The price Pakistan has paid for being steered into the flight path of American power has been great and is growing. One of its most disastrous results is the events in Afghanistan, where state-led efforts at modernisation and establishment of secular nationalism were repeatedly stalled by foreign powers, Pakistan included. All that eventually boomeranged on America, in the form of 9/11, and on Pakistan, which has a murderous imperial war going on on its western borders involving the Taliban, the Pakistan Army and the U.S. forces.

In the absence of a secular-nationalist Left, and with a puppet imported from California in power in daytime Kabul, the task of resistance to foreign occupation in Afghanistan is inevitably left to the remnants of the Taliban. The latter might very soon be reclaiming their past status as rulers of Afghanistan, thanks to the spectacular corruption of a tiny U.S.-backed elite and the success of the resistance. Only a total withdrawal of North Atlantic Treaty Organisation (NATO) troops from Afghanistan and an alliance with China, Pakistan, India and Iran that guarantees non-interference in that countrys affairs can salvage a lasting peace for this tortured land.

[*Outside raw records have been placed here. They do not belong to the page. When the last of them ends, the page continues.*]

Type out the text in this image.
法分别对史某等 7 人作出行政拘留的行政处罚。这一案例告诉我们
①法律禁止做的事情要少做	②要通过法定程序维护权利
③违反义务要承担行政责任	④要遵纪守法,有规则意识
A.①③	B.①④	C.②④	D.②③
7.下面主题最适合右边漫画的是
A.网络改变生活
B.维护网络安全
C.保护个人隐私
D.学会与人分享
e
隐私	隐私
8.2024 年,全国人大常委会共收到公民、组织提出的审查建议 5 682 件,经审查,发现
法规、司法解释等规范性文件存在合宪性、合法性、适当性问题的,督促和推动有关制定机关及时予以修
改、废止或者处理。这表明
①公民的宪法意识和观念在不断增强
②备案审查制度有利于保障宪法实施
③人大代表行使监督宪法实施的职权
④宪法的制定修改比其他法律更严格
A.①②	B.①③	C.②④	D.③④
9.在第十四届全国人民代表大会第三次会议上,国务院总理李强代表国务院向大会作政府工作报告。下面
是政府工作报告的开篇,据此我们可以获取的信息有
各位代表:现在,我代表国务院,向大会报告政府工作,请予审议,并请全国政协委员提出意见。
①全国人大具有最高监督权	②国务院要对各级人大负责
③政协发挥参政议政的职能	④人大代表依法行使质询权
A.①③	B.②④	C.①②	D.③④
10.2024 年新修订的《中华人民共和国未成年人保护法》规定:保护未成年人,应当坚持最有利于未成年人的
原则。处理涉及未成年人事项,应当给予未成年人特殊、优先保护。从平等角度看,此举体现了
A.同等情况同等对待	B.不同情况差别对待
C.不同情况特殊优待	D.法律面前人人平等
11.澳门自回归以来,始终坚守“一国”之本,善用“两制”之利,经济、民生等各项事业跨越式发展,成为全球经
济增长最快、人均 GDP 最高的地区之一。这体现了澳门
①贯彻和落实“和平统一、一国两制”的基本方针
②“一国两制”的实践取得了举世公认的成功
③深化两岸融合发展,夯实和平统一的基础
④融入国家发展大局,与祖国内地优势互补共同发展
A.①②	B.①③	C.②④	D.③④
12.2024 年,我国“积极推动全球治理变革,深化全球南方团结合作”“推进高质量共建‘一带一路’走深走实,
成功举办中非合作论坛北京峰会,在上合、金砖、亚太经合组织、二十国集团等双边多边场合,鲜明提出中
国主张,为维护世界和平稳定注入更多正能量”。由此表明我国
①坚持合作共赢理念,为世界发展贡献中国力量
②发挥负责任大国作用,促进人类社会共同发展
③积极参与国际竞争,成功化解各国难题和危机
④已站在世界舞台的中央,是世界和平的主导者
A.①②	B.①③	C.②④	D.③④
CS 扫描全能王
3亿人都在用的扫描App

Ali shatters a few myths about Pakistan, which in the West fill tonnes of paper, devoted to proving that Pakistan is a failed state. Firstly, the duel that he alludes to in the title of his book is not one on its western borders between the Taliban and the government, but the duel between the people of Pakistan and the American-backed elite, who have historically ruled and plundered the country. In fact, this duel is a familiar story in many parts of the world Colombia, Afghanistan, Israel, Egypt, Ethiopia, Nigeria and the scores of tiny American protectorates in the Gulf, the Balkans and the Caucasus are part of this distinguished club. Secondly, that Pakistan is on the verge of a takeover by the Taliban and that the only party able to do business with them are the khaki ironclads. Indeed, the way Washington is currently dealing with the new regime in Islamabad proves that the latter claim is false.

The way forward for Pakistan, according to Ali, lies in the end of the American search for a perpetual khaki-clad to manage Pakistan. In addition, Pakistan has to evolve from a national security state to one where desperately needed land reforms are carried out, with free health care, education and housing for the poor. Peace with India should be the foremost priority, as also the formation of a South Asian Union with increasing political and economic ties to China and Iran in order to counter American efforts to put a permanent military presence there. Ali places little faith in the traditional political parties but hails the enthusiasm of the judicial activism that erupted in March 2007.

One wishes he had also mentioned the scores of social movements that have been battling to change the status quo in various parts of the country the Anjuman Mazareen Punjab in Okara, the Baloch resistance, the peasant resistance in Hashtnagar in the North West Frontier Province and the Fisherfolk Forum in Sindh, all refreshingly secular and having no truck with religion. But he makes up for it with warm references and homages throughout the book to regional poets and writers to show that art and culture have never been coopted by the Washington Consensus.

Earlier, in September 2008, the Pakistan government paid its own tribute to Alis book when it unofficially banned the work in Pakistan. However, the learned mandarins within the Ministry of Information did not have to wait for long to discover that books and ideas are never hindered by frontiers. Alis book, like his previous two on Pakistan, succeeded in finding a large black-market readership before the ban was ultimately revoked.

Those who banned the book should read it and recommend it to their middlemen in Washington, London and Riyadh.